Q. Does our library use the Library of Congress classification system or Dewey?
A. Both! The majority of our scores are shelved using the Library of Congress classification system. Some of our older scores are organized using the Dewey classification system but are interfiled with the Library of Congress scores. You’ll find the Dewey scores around M780.
Q. It is challenging to locate organ scores in the stacks. There doesn’t seem to be a specific area where all of the organ scores are held.
A. For browsing, there is a list of Library of Congress call numbers that may be browsed by instrument type. Unfortunately, there are no listings for organ music here! The good news is that the call number posters place at the end of the book stacks upstairs include call numbers for organ. This information may also be found on BSU’s call number guide.
Q. The Music Library currently keeps all reserve scores upstairs, available for browsing and reserve recordings downstairs. We have talked about moving the reserve scores downstairs to be behind the desk with the reserve recordings. In the downstairs space, scores would not be available for browsing and would need to be checked out for use. Do you have a preference on keeping materials upstairs vs. downstairs.
A. While isn’t convenient to have to go downstairs for recordings and upstairs for scores, students would much rather have the ability to browse the reserve scores on the reserves shelf upstairs than to have to check them out downstairs at the desk.
Comment: Students will search for School of Music recordings in the library catalog and take the call number to workers in the Music Listening Center but staff are often unable to find the recordings for them. One student had to return to the desk three times before the desired recording was finally retrieved.
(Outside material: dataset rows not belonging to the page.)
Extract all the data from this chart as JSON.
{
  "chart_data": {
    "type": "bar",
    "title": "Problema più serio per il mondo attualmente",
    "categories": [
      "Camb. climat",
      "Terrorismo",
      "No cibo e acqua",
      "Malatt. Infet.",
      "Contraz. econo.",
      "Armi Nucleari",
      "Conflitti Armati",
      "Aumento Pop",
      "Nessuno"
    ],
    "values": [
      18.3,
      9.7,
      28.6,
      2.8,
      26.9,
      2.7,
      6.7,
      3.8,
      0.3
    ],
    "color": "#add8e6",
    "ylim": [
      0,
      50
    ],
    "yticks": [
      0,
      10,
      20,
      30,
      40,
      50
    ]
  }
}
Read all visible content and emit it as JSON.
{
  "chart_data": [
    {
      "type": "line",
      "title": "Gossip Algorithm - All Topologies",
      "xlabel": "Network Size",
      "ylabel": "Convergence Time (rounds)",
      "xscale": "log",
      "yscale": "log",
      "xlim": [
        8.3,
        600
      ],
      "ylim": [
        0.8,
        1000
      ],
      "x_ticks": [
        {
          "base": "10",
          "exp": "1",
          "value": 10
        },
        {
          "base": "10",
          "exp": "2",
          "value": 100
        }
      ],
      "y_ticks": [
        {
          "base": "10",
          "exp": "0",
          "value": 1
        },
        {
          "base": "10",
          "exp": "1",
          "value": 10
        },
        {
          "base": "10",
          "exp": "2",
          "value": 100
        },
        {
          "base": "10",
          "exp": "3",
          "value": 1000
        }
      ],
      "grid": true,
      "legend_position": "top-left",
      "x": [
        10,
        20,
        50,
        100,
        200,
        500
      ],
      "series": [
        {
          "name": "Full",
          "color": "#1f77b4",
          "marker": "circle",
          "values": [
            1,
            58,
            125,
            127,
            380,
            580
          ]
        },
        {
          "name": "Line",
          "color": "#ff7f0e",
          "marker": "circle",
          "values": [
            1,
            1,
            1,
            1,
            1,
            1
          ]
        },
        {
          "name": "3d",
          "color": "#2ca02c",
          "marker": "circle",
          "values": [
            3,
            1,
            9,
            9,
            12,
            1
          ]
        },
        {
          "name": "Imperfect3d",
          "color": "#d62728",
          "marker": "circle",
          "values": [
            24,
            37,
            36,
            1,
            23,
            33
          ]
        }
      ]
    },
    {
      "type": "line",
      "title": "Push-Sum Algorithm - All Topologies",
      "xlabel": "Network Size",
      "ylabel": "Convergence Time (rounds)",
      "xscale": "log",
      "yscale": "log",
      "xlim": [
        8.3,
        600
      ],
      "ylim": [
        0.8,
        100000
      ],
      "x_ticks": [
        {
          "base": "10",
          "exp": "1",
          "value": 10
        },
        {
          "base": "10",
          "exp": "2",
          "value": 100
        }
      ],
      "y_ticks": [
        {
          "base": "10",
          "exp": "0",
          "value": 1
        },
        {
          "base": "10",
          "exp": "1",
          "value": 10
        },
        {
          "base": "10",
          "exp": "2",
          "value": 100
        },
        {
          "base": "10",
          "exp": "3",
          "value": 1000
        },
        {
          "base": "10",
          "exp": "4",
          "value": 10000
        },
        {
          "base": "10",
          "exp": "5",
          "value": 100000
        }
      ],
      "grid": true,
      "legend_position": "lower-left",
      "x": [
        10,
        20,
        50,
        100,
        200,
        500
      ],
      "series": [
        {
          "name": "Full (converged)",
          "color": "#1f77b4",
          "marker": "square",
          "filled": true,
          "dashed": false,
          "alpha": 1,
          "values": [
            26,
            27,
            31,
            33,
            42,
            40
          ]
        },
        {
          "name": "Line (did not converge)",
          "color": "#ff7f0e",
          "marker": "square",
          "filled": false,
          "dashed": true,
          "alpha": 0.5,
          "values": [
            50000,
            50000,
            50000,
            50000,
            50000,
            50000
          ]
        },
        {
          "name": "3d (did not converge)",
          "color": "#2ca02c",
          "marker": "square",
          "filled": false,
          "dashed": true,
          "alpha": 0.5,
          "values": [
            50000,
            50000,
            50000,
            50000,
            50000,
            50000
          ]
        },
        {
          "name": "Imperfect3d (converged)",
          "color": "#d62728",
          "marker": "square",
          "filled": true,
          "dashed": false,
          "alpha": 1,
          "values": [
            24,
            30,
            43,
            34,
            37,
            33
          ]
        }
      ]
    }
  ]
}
Response: The Music Library will work to retrain staff to place a hold on an item for you if it can’t be found and place a search on an item that is missing. Once a hold is placed, you will be notified when the desired item is ready for pick up. If staff do not take your information to locate a recording, please let Verletta know. She catalogs all of the School of Music recordings and should be able to help search for items that are missing.
Q. Graduate students–is there anything more we can do to support you in preparation for the General Topics Exam/Dissertation writing?
A. No, most of what grad students need is just sitting down to do the research. Focus should be placed on serving undergraduates as they often don’t know they can ask for help.
Comment: Interlibrary loan has cancelled some of my requests for recordings for my research. Is there another way to get a hold of these recordings?
Response: This can happen if you request an item available at the UW Libraries or available through Summit. If the recording is really rare, it may be that an institution doesn’t wish to lend it. Not every institution will lend recording either. You could always send you cancelled request to Judy or Verletta. We are happy to look into the recording and see if there might be another way to get a copy for your use.
Q. Is there any way that the Music Library would consider allowing students to eat small snacks while studying in the library? Students are often running between class and rehearsals. We only have a short amount of time in between to eat and study. It would be nice to be able to eat a granola bar while studying in the library or have a designated table in the library where food was allowed.
A. We will pilot allowing snacks in the library beginning next week! Foods should follow the Libraries policy and not be meals, messy, noisy, or aromatic.
Comment: I was really skeptical of the new scanner when it was installed but now I love it! It is really helpful.
Q. The computers take forever to log into. This is really annoying when you just need to quickly print a paper before running off to class. PDF’s take forever to print.
A. We will share your comments with our IT department and let you know what we hear during our Fall quarter meeting.